Dil ve konuşmanın değerlendirilmesinde kullanılan testlerden bazıları şunlardır;

 

 

  • TEDİL, (Türkçe Erken Dil Gelişimi Testi) 2.0-7.11 yaş aralığındaki çocuklara uygulanır. Alıcı ve ifade edici sözel dil becerilerini ölçmeyi amaçlayan iki alt test içerir. Dil gelişiminin zayıf ve güçlü yanlarını gösterir ve çocuğun gelişimine dair bilgiler verir.

 

  • TİFALDİ, 2-12 yaş aralığındaki çocuklara uygulanır. Çocukların sözcük kazanımını ve kullanımını değerlendirir. Test, iki ayrı formdan oluşmaktadır.

 

Gecikmiş dil ve konuşma bozukluğu olan çocuklara müdahale öncelikle çocuğun alıcı ve ifade edici dil becerilerinin formal ve informal yöntemlerle değerlendirilmesi ile başlar.

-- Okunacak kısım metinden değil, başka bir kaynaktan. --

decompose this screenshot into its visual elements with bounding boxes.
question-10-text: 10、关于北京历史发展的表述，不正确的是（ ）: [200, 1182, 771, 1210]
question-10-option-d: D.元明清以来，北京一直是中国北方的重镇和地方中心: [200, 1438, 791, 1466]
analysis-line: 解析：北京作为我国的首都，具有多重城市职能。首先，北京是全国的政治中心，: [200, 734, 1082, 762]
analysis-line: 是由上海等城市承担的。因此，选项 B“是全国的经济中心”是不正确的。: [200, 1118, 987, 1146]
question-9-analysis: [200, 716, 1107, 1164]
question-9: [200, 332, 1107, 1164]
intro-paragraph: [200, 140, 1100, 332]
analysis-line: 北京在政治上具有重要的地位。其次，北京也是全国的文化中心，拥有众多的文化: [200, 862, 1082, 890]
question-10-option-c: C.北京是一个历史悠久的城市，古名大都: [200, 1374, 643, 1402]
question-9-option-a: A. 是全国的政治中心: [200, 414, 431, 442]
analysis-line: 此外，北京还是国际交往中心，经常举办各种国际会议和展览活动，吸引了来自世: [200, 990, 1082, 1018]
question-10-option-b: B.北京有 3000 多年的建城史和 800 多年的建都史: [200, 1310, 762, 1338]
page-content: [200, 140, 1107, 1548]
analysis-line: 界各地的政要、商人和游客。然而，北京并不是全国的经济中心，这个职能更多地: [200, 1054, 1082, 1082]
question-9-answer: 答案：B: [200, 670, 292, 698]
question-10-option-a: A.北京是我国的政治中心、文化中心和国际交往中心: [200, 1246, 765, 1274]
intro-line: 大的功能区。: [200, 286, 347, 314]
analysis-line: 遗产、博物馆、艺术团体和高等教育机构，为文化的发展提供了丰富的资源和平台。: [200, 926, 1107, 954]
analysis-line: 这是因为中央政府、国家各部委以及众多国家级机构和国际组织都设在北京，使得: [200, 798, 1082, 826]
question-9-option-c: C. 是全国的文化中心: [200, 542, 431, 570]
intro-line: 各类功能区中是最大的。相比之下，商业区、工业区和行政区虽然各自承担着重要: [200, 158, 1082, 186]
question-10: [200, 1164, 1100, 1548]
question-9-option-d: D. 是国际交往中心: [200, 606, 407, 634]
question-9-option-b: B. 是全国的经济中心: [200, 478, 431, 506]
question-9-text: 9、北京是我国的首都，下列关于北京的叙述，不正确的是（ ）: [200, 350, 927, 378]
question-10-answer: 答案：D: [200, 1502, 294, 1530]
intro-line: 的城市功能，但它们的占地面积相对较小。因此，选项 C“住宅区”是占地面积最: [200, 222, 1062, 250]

Ardından dil ve konuşma terapisi programı planlanır çevresel düzenlemeler ve aile danışmanlığı ile birlikte yürütülür. Önerilen programa düzenli ve verimli bir şekilde yürütülen terapi süreci ile çocuğun dil ve konuşma becerilerinin yaşında beklenen seviyeye ulaşması mümkündür.

Bu süreçte aile ile iş birliği içerisinde olmak terapi verimliliğini doğrudan etkileyen önemli bir faktördür.